Another possibility to an increased RVO gain in patients with VM would be a normal vestibular sensitivity, but with elevated responses due to central changes of migraine in the vestibular efferent pathways. However, no studies were found that could scientifically support this hypothesis.

Why was there no gain increase for the horizontal canals? One possible explanation is a neurological mechanism called velocity storage. This phenomenon allows the VOR, after triggered by a stimulus, to continue even in the temporary absence of the same stimulus that triggered it, making it more effective.39 A rotating stimulation of the head makes the endolymph circulate in the semicircular canals. If a new rotating stimulation of the head occurs before the endolymph stops circulating, another endolymphatic movement will occur. This movement will be different from the endolymphatic movement due to equal head stimulation, if started from rest. The part of the central nervous system that “understands” this difference to make more accurate vestibular information appears to be that velocity storage.40 Velocity storage is a possible mechanism of the head-shaking nystagmus. It has been shown that it is much stronger for the stimulation of horizontal canals than for vertical canals stimulation.41 If higher motion detection plays any role in VM vestibular symptoms, the lower expression of this regulatory mechanism (velocity storage) in vertical canals could be an explanation for the higher VOR gain observed only in those canals.
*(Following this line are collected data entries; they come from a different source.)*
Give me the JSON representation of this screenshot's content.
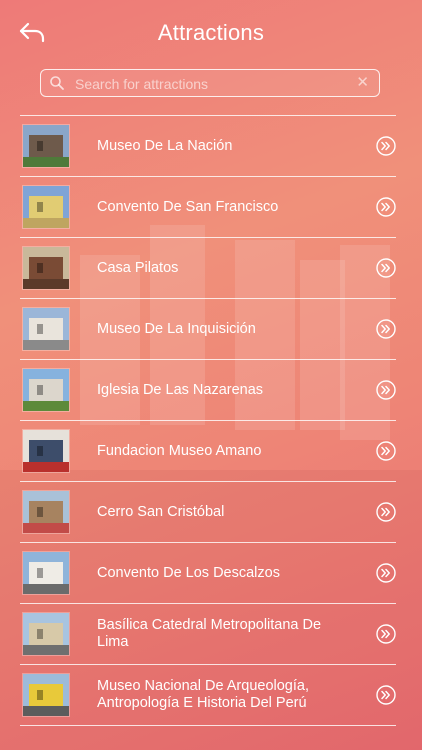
{
  "header": {
    "title": "Attractions",
    "back_icon": "back-arrow-icon"
  },
  "search": {
    "placeholder": "Search for attractions",
    "value": "",
    "icon": "search-icon",
    "clear_icon": "close-icon"
  },
  "attractions": [
    {
      "name": "Museo De La Nación",
      "thumb_colors": [
        "#8aa6c9",
        "#6e5a4b",
        "#4f7a3a"
      ]
    },
    {
      "name": "Convento De San Francisco",
      "thumb_colors": [
        "#7fa4d6",
        "#e1cc73",
        "#bfa560"
      ]
    },
    {
      "name": "Casa Pilatos",
      "thumb_colors": [
        "#c9b89a",
        "#7a4b35",
        "#5b3a2a"
      ]
    },
    {
      "name": "Museo De La Inquisición",
      "thumb_colors": [
        "#9bb6d8",
        "#e9e4dc",
        "#8a8a8a"
      ]
    },
    {
      "name": "Iglesia De Las Nazarenas",
      "thumb_colors": [
        "#86b2de",
        "#dcd6cc",
        "#5d8a3a"
      ]
    },
    {
      "name": "Fundacion Museo Amano",
      "thumb_colors": [
        "#e6e1da",
        "#3d4d6a",
        "#b9302c"
      ]
    },
    {
      "name": "Cerro San Cristóbal",
      "thumb_colors": [
        "#a9c1d8",
        "#a78360",
        "#c24b48"
      ]
    },
    {
      "name": "Convento De Los Descalzos",
      "thumb_colors": [
        "#8fb4da",
        "#efece6",
        "#6b6b6b"
      ]
    },
    {
      "name": "Basílica Catedral Metropolitana De Lima",
      "thumb_colors": [
        "#a8c4e0",
        "#d7c9a8",
        "#6f6f6f"
      ]
    },
    {
      "name": "Museo Nacional De Arqueología, Antropología E Historia Del Perú",
      "thumb_colors": [
        "#9dbbd9",
        "#e8c93a",
        "#5c5c5c"
      ]
    }
  ],
  "row_chevron_icon": "chevron-right-circle-icon"
}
Another difference between horizontal and vertical canals stimulation is that vHIT in the lateral plane is close to a pure rotation, whereas in the vertical planes a linear component is nearly unavoidable so you get some otolith input which could interfere in gain. This component could have been higher in the VM patients as motion sensitive patients tend to stiffen up more their neck, which changes the trajectory of the head in space, which is difficult to control for. If an eye movement is due an extra otolith input or not however makes no difference in achieving the objective of keeping the gaze on target. This should not affect gain values, since linear movements of the eye are detected by vHIT equipment. Only torsional movements are not detected.
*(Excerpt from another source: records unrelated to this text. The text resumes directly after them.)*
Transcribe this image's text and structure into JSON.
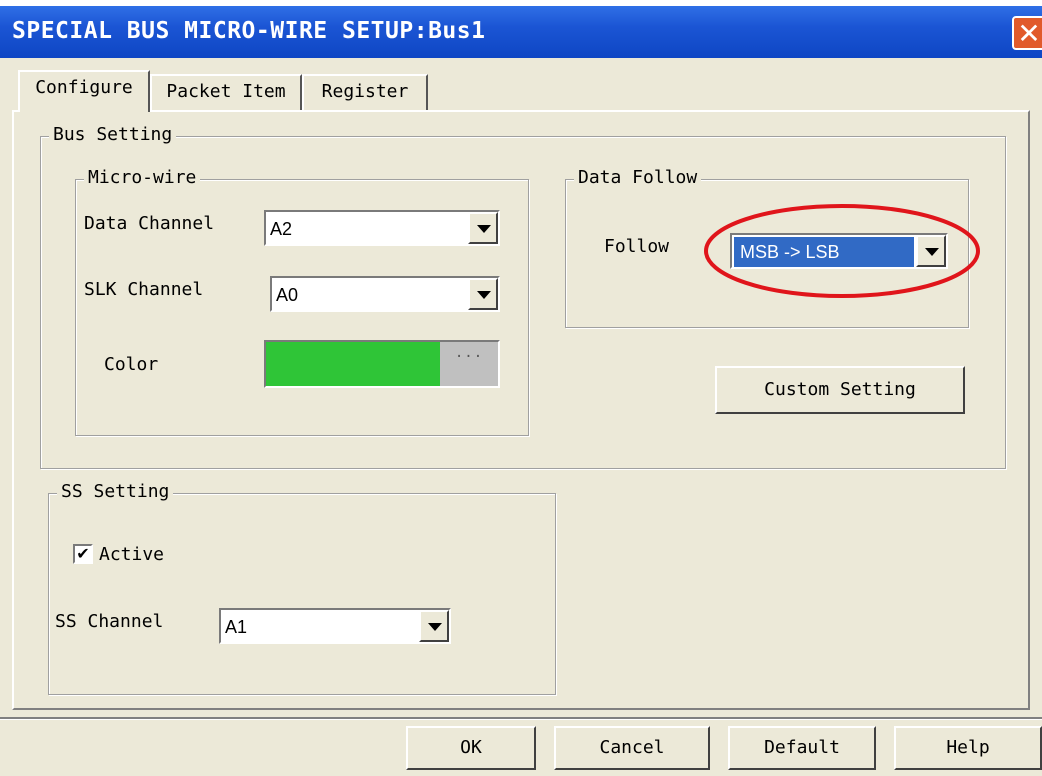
{
  "window": {
    "title": "SPECIAL BUS MICRO-WIRE SETUP:Bus1",
    "close_glyph": "✕"
  },
  "tabs": [
    {
      "label": "Configure",
      "active": true
    },
    {
      "label": "Packet Item",
      "active": false
    },
    {
      "label": "Register",
      "active": false
    }
  ],
  "bus_setting": {
    "legend": "Bus Setting",
    "micro_wire": {
      "legend": "Micro-wire",
      "data_channel": {
        "label": "Data Channel",
        "value": "A2"
      },
      "slk_channel": {
        "label": "SLK Channel",
        "value": "A0"
      },
      "color": {
        "label": "Color",
        "value": "#2fc537",
        "button_glyph": "···"
      }
    },
    "data_follow": {
      "legend": "Data Follow",
      "follow": {
        "label": "Follow",
        "value": "MSB -> LSB",
        "highlight_color": "#e0151b"
      }
    },
    "custom_setting_button": "Custom Setting"
  },
  "ss_setting": {
    "legend": "SS Setting",
    "active": {
      "label": "Active",
      "checked": true,
      "check_glyph": "✔"
    },
    "ss_channel": {
      "label": "SS Channel",
      "value": "A1"
    }
  },
  "buttons": {
    "ok": "OK",
    "cancel": "Cancel",
    "default": "Default",
    "help": "Help"
  },
  "colors": {
    "titlebar": "#1b55d4",
    "dialog_bg": "#ece9d8",
    "selection": "#316ac5"
  }
}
The higher prevalence of dizziness complaints during the vHIT observed in the VM group of this study is possibly another indication of this phenomenon of higher sensitivity for the sensory system of motion detection. The rotational stimuli given to the subjects of this study were insufficient to trigger discomfort in individuals of the control group, whereas 25.8% of patients with VM felt some degree of dizziness during the examination, and one of them had the test suspended because she felt too much dizziness. For more stimulating tests such as the caloric test, it is known that patients with VM show more often dizziness (up to four times more) than patients with other neurotological diseases.42 It is suggested, therefore, that patients with VM perceive stimuli at a greater intensity sufficient to cause discomfort.
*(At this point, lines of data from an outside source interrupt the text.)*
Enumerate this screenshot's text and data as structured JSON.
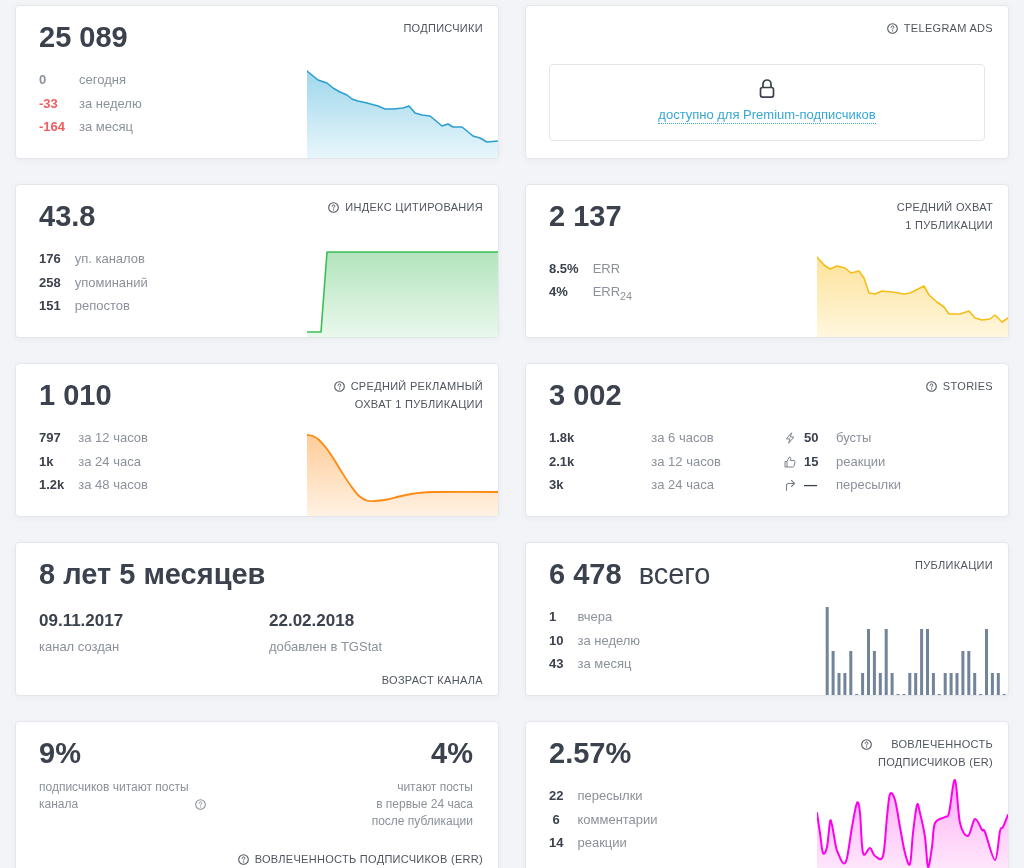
{
  "cards": [
    {
      "kind": "metric",
      "title": "ПОДПИСЧИКИ",
      "help_icon": false,
      "value": "25 089",
      "stats": [
        {
          "value": "0",
          "label": "сегодня",
          "color": "#8b919b"
        },
        {
          "value": "-33",
          "label": "за неделю",
          "color": "#f25c5e"
        },
        {
          "value": "-164",
          "label": "за месяц",
          "color": "#f25c5e"
        }
      ]
    },
    {
      "kind": "locked",
      "title": "TELEGRAM ADS",
      "help_icon": true,
      "link": "доступно для Premium-подписчиков"
    },
    {
      "kind": "metric",
      "title": "ИНДЕКС ЦИТИРОВАНИЯ",
      "help_icon": true,
      "value": "43.8",
      "stats": [
        {
          "value": "176",
          "label": "уп. каналов"
        },
        {
          "value": "258",
          "label": "упоминаний"
        },
        {
          "value": "151",
          "label": "репостов"
        }
      ]
    },
    {
      "kind": "metric",
      "title": "СРЕДНИЙ ОХВАТ\n1 ПУБЛИКАЦИИ",
      "help_icon": false,
      "value": "2 137",
      "stats": [
        {
          "value": "8.5%",
          "label": "ERR"
        },
        {
          "value": "4%",
          "label": "ERR$_{24}$"
        }
      ]
    },
    {
      "kind": "metric",
      "title": "СРЕДНИЙ РЕКЛАМНЫЙ\nОХВАТ 1 ПУБЛИКАЦИИ",
      "help_icon": true,
      "value": "1 010",
      "stats": [
        {
          "value": "797",
          "label": "за 12 часов"
        },
        {
          "value": "1k",
          "label": "за 24 часа"
        },
        {
          "value": "1.2k",
          "label": "за 48 часов"
        }
      ]
    },
    {
      "kind": "stories",
      "title": "STORIES",
      "help_icon": true,
      "value": "3 002",
      "stats": [
        {
          "value": "1.8k",
          "label": "за 6 часов"
        },
        {
          "value": "2.1k",
          "label": "за 12 часов"
        },
        {
          "value": "3k",
          "label": "за 24 часа"
        }
      ],
      "extras": [
        {
          "kind": "boost",
          "value": "50",
          "label": "бусты"
        },
        {
          "kind": "like",
          "value": "15",
          "label": "реакции"
        },
        {
          "kind": "forward",
          "value": "—",
          "label": "пересылки"
        }
      ]
    },
    {
      "kind": "age",
      "title": "ВОЗРАСТ КАНАЛА",
      "help_icon": false,
      "value": "8 лет 5 месяцев",
      "dates": [
        {
          "date": "09.11.2017",
          "caption": "канал создан"
        },
        {
          "date": "22.02.2018",
          "caption": "добавлен в TGStat"
        }
      ]
    },
    {
      "kind": "metric",
      "title": "ПУБЛИКАЦИИ",
      "help_icon": false,
      "value": "6 478",
      "unit": "всего",
      "stats": [
        {
          "value": "1",
          "label": "вчера"
        },
        {
          "value": "10",
          "label": "за неделю"
        },
        {
          "value": "43",
          "label": "за месяц"
        }
      ]
    },
    {
      "kind": "ratio",
      "title": "ВОВЛЕЧЕННОСТЬ ПОДПИСЧИКОВ (ERR)",
      "help_icon": true,
      "columns": [
        {
          "value": "9%",
          "caption": "подписчиков читают посты\nканала",
          "help_icon": true
        },
        {
          "value": "4%",
          "caption": "читают посты\nв первые 24 часа\nпосле публикации",
          "help_icon": false
        }
      ]
    },
    {
      "kind": "metric",
      "title": "ВОВЛЕЧЕННОСТЬ\nПОДПИСЧИКОВ (ER)",
      "help_icon": true,
      "value": "2.57%",
      "stats": [
        {
          "value": "22",
          "label": "пересылки"
        },
        {
          "value": "6",
          "label": "комментарии"
        },
        {
          "value": "14",
          "label": "реакции"
        }
      ]
    }
  ]
}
Corrective saccades were observed in both groups of this study, but with no statistically significant difference regarding their frequency. Corrective saccades with normal VOR gain should not occur because a normal VOR must fix our gaze on the target. Despite that, saccades have been seen even in the control group of this study. Minor corrections of gaze could have been due to the target size (about three centimeters) which makes possible small eye movements without leaving the target limits. Another explanation is the presence of artifacts, such as incomplete blink of the eyelid (mini-blinks), which causes the device to identify non-existent eye movements.

VM patients have normal vestibular function in the period between attacks when evaluated by vHIT. The vertical canals, however, have higher gains in patients with VM than in individuals from a control group. VM patients feel dizziness more often while conducting vHIT.

The authors declare no conflicts of interest.